Eighty percent of the time it’s as simple as donating stem cells through a blood transfusion. The other 20 percent, they’re donating marrow to the patient.

“The patient’s marrow would be destroyed and their perfectly matched donor’s cells would be given to them, and they would rebuild an immune system using the donor’s cells,” Fairhurst said.

Bone marrow donor SandraLynn Hinton and transplant recipient Jonathon Leon meet for the first time at the end of Yánez’s run. “Thanks to her I’m alive and breathing,” Leon said. “So I had to come visit her in Alaska.” (Tori Fairhurst, Be The Match)

That’s exactly what Wasilla-resident SandraLynn Hinton did. About eight years after Hinton registered by ordering a swab kit online, 24-year-old Jonathon Leon was diagnosed with Leukemia and in need of a transplant. Hinton was a perfect match. Leon’s now in remission, and they met for the first time at the end of Yánez’s run.

“There are just no words to know, you know, that something small that I had in me that I could give to him is a gift of life for him,” Hinton said. “To see his parents, mom and dad and family just so happy that they have their son. It’s just overwhelming.”

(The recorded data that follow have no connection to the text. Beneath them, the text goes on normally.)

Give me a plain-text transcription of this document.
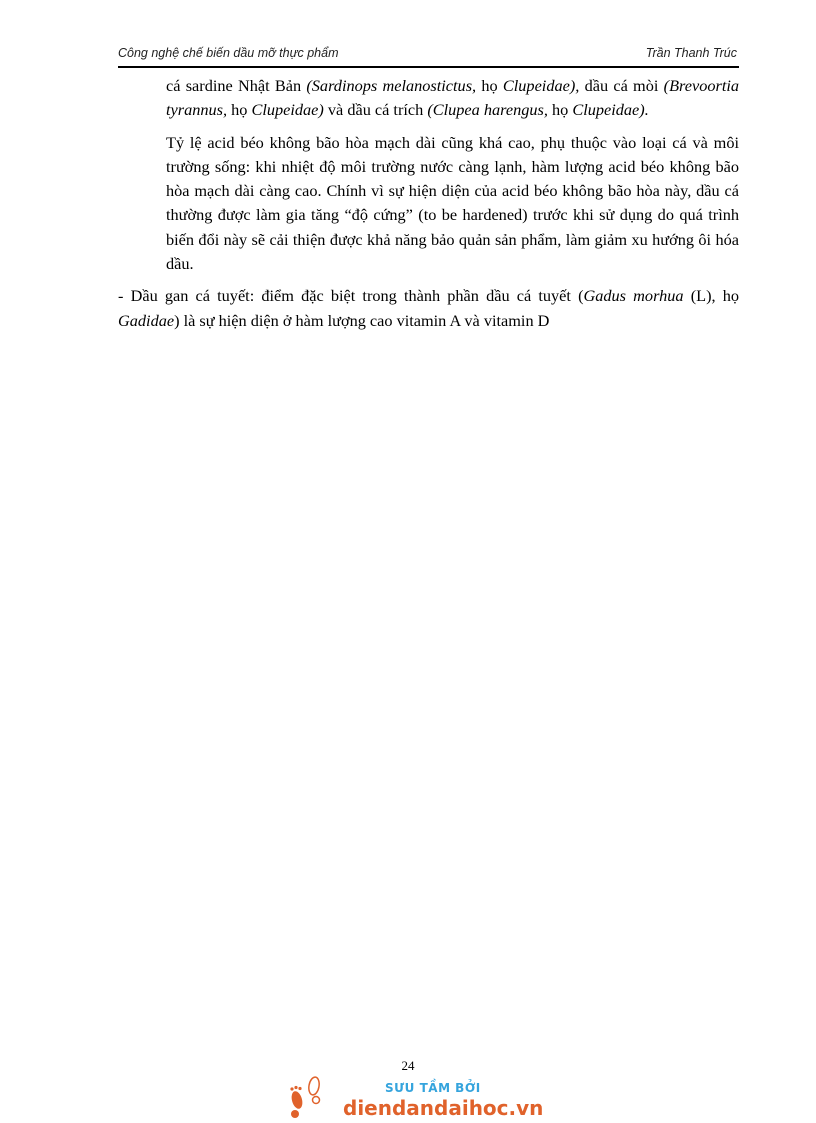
Công nghệ chế biến dầu mỡ thực phẩm	Trần Thanh Trúc

cá sardine Nhật Bản (Sardinops melanostictus, họ Clupeidae), dầu cá mòi (Brevoortia tyrannus, họ Clupeidae) và dầu cá trích (Clupea harengus, họ Clupeidae).

Tỷ lệ acid béo không bão hòa mạch dài cũng khá cao, phụ thuộc vào loại cá và môi trường sống: khi nhiệt độ môi trường nước càng lạnh, hàm lượng acid béo không bão hòa mạch dài càng cao. Chính vì sự hiện diện của acid béo không bão hòa này, dầu cá thường được làm gia tăng “độ cứng” (to be hardened) trước khi sử dụng do quá trình biến đổi này sẽ cải thiện được khả năng bảo quản sản phẩm, làm giảm xu hướng ôi hóa dầu.

- Dầu gan cá tuyết: điểm đặc biệt trong thành phần dầu cá tuyết (Gadus morhua (L), họ Gadidae) là sự hiện diện ở hàm lượng cao vitamin A và vitamin D

24
SƯU TẦM BỞI
diendandaihoc.vn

Leon and his family made the trip all the way from Miami to meet Hinton.

“Thanks to her I’m alive breathing, so I had to come visit her in Alaska,” Leon said.

Hinton said the donation process wasn’t as painful as many people think.

“You’re under general anesthesia,” Hinton said. “I basically felt, for me, like I just had fallen down on the ice and hurt my rear end for a couple days.”

Yánez said he’ll be back in Alaska to screen his documentary when it’s finished. His goal is to get 3,000 new donors on the registry, 10 for each kilometer he ran.